As a result of a state mandate to eliminate “List A” noxious weed species from all public and private property in Colorado communities, the City of Boulder is proposing an update to its existing weed ordinance to require property owners to remove the weeds from all properties.

myrtle spurge


“List A” weed species, as provided in the Colorado Noxious Weed Act, are plants that have yet to be well established in Colorado but are either present in small populations or are invasive in nearby states. There are two species of “List A” weeds that are of most concern within Boulder’s city limits: myrtle spurge and Japanese knotweed.  The city was awarded a grant through the Colorado Department of Agriculture Noxious Weed Management Fund to assist in an educational plan.



“Early detection and eradication of these particular species can prevent them from becoming a major problem in Colorado,” said city Integrated Pest Management Coordinator Rella Abernathy. “Most of these plants are ‘escaped’ ornamental plants and many residents may not realize that they present a threat to the natural lands surrounding Boulder and are illegal to grow here.”


These noxious, invasive plants can negatively impact biodiversity, threaten endangered species, degrade native habitat, displace wildlife, increase soil erosion, damage streams and other wetlands and increase the risk and frequency of wildfires if allowed to spread.  Boulder is in compliance with the Colorado Noxious Weed Act on city-owned properties but has not been enforcing the statue on private property.


The city will focus on education and outreach to notify the public of the requirements and to provide information for identification, environmentally-sound weed removal and suggested replacement plant options.


“A soft enforcement approach is being implemented with voluntary compliance being the goal and enforcement action being a last resort,” said Code Enforcement Supervisor Jennifer Riley.  “However, ticketing is possible if property owners do not comply with repeated requests from officers to address illegal weeds.”

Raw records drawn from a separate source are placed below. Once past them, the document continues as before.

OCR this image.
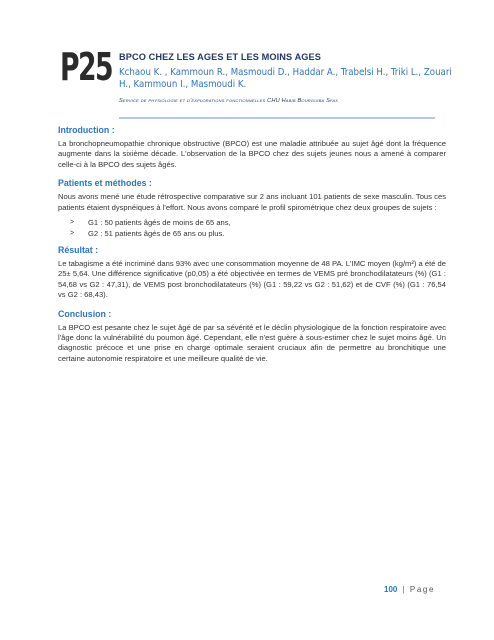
P25 BPCO CHEZ LES AGES ET LES MOINS AGES

Kchaou K. , Kammoun R., Masmoudi D., Haddar A., Trabelsi H., Triki L., Zouari H., Kammoun I., Masmoudi K.

Service de physiologie et d'explorations fonctionnelles CHU Habib Bourguiba Sfax

Introduction :

La bronchopneumopathie chronique obstructive (BPCO) est une maladie attribuée au sujet âgé dont la fréquence augmente dans la sixième décade. L'observation de la BPCO chez des sujets jeunes nous a amené à comparer celle-ci à la BPCO des sujets âgés.

Patients et méthodes :

Nous avons mené une étude rétrospective comparative sur 2 ans incluant 101 patients de sexe masculin. Tous ces patients étaient dyspnéiques à l'effort. Nous avons comparé le profil spirométrique chez deux groupes de sujets :

>	G1 : 50 patients âgés de moins de 65 ans,
>	G2 : 51 patients âgés de 65 ans ou plus.

Résultat :

Le tabagisme a été incriminé dans 93% avec une consommation moyenne de 48 PA. L'IMC moyen (kg/m²) a été de 25± 5,64. Une différence significative (p0,05) a été objectivée en termes de VEMS pré bronchodilatateurs (%) (G1 : 54,68 vs G2 : 47,31), de VEMS post bronchodilatateurs (%) (G1 : 59,22 vs G2 : 51,62) et de CVF (%) (G1 : 76,54 vs G2 : 68,43).

Conclusion :

La BPCO est pesante chez le sujet âgé de par sa sévérité et le déclin physiologique de la fonction respiratoire avec l'âge donc la vulnérabilité du poumon âgé. Cependant, elle n'est guère à sous-estimer chez le sujet moins âgé. Un diagnostic précoce et une prise en charge optimale seraient cruciaux afin de permettre au bronchitique une certaine autonomie respiratoire et une meilleure qualité de vie.

100 | Page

Education will begin with a “Purge Your Spurge” event on May 18 where residents are encouraged to pull their myrtle spurge and exchange it for free native plants.  This event will occur as part of Boulder Community Day at the East Boulder Community Center, 5660 Sioux Drive, from 10 a.m. to 2 p.m.  Other education efforts will include a webpage; fact sheets; media engagement; outreach to nurseries, landscapers and lawn care companies; and code enforcement officers who assist with education in the field.


“Identifying and removing noxious weeds from private property can take some effort, but it’s important to prevent these weeds from spreading to our neighbors’ yards and ultimately to natural areas,” said Abernathy.  “Fortunately, only two of the weeds from the list are widespread within the Boulder city limits, myrtle spurge being the most common.  We want to make sure people can easily identify the weeds, know how to remove them safely and know what native plants can be used to replace them.”


Myrtle spurge has been commonly used as a decorative plant. People should be aware that it contains a white sap that can cause skin irritation including blistering if touched.  Those removing it should wear long sleeves, long pants, gloves and eye protection.  Removing at least four inches of the root is recommended to prevent its return.  It should be placed in a plastic bag and tightly fastened.  DON’T compost noxious weeds as that will cause the weed to spread.


The city’s weed ordinance is expected to be modified through a City Manager rule change, which will be published in the Daily Camera on May 3, as well as on the city’s website.  Public feedback will be accepted until May 20.   The rule is anticipated to go into effect on June 1, 2013.